OSIMO - Sabato un dipendente 65enne di una società partecipata è finito all'ospedale. "Gli chiedevo solo spiegazioni su una questione inerente il lavoro. Il suo è stato un gesto che definirei vile- racconta la vittima - Dopo il pestaggio, mi ha abbandonato lì per terra. E' salito in macchina e se n'è andato. Devo ringraziare le due persone che mi hanno soccorso e hanno chiamato il 118 e la Polizia". Indaga il Commissariato

(foto d’archivio)

Aggredito a calci e pugni da un imprenditore, finisce all’ospedale per aver chiesto chiarimenti su una questione di lavoro. Un 65enne osimano, dipendente di una società partecipata di Astea spa, che gestisce l’affissione pubblica dei manifesti, sabato mattina verso le 10.30 stava camminando in piazza del Comune ad Osimo, quando sarebbe rimasto vittima dell’aggressione. L’uomo avrebbe buttato là qualche domanda al suo interlocutore di 38 anni, incrociato per caso, senza però ottenere risposta. Poi avrebbe incassato un pugno in faccia che gli ha fatto perdere l’equilibrio, e una volta caduto a terra, due calci sulla schiena. Una reazione imprevista che gli ha provocato lesioni alla mascella e alla regione oculare, giudicate guaribili in 30 giorni, salvo complicazioni. Così certifica il referto medico firmato dai sanitari dal pronto soccorso dell’ospedale Ss.Benvenuto e Rocco che hanno visitato il 65enne poco dopo la colluttazione. La denuncia per lesioni personali in questo caso è partita d’ufficio e gli ispettori del Commissariato di Osimo hanno subito acceso il motore delle indagini, grazie alle testimonianze di chi ha soccorso il 65enne e al racconto della stessa vittima, ascoltata in ospedale sabato pomeriggio.
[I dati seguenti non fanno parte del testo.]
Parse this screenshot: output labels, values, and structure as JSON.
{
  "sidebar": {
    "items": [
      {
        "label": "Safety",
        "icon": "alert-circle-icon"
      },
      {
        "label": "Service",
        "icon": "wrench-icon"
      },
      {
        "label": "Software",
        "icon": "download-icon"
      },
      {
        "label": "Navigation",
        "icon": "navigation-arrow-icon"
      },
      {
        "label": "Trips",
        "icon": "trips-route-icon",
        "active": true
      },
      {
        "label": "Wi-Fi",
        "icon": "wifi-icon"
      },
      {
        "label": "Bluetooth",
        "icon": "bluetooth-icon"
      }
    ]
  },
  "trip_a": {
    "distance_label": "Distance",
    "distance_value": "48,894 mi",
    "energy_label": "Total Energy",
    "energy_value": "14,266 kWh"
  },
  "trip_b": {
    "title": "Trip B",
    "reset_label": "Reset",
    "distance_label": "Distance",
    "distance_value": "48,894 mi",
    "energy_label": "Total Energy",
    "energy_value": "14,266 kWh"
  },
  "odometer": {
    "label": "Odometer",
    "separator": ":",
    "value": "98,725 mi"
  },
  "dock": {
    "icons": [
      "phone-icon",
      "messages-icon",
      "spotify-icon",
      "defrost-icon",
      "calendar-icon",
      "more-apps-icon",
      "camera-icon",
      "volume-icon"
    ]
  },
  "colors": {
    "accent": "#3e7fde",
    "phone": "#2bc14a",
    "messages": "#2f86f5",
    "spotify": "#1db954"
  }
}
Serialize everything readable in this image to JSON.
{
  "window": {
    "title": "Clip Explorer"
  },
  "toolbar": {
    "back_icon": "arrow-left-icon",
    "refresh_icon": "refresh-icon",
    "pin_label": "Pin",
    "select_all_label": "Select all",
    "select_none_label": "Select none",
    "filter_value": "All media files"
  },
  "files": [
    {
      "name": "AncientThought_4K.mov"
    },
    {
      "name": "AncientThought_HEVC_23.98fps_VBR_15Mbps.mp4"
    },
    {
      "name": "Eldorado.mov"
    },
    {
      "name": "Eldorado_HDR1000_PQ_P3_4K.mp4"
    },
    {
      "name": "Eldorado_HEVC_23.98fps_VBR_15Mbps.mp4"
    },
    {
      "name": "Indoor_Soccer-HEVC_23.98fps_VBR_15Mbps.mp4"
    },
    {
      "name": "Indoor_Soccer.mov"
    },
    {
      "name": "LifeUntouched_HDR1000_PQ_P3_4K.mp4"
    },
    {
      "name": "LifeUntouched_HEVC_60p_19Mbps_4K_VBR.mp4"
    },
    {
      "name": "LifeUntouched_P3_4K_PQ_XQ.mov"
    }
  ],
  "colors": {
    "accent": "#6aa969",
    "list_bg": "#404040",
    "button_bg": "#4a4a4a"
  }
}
“Il suo è stato un gesto che definirei vile, un’aggressione immotivata e ingiustificata perche io non l’ho proprio toccato e neppure l’ho insultato. – racconta al telefono il 65enne  – Io gli chiedevo delle spiegazioni ma lui mi ignorava. Io insistevo per avere quei chiarimenti ma senza mai offenderlo. Appena ho girato la testa, mi ha sferrato un pugno sul viso, senza che io potessi nemmeno difendermi. Dopo quel colpo, ho sentito la testa che mi girava forte e sono caduto a terra. Lui ha infierito: mi ha mollato due calci sulla schiena, su un’anca e sotto un braccio, mentre era steso a terra, poi è salito in macchina e se n’è andato via. Mi ha abbandonato lì per terra in quelle condizioni e mi usciva anche il sangue dal naso”. Due persone che hanno assistito alle scena hanno subito aiutato il ferito. “Sono stati loro, e li ringrazio, a richiedere l’intervento del 118 e dell’ambulanza della Croce Rossa e poi a telefonare alla Polizia. – ricorda ancora l’aggredito – Anche le telecamere pubbliche di palazzo comunale hanno registrato tutta la scena. Ho trascorso la vigilia di Pasqua ricoverato all’ospedale per essere sottoposto agli esami diagnostici e alla Tac. Adesso la questione passerà anche sul tavolo del mio legale perché ci saranno conseguenze penali e civili. Sono davvero amareggiato per questo atto di violenza gratuita: il 30 maggio andrò in pensione, ho dovuto smettere di lavorare il 31 marzo”. L’imprenditore, contattato, ha preferito non fornire la sua versione dei fatti.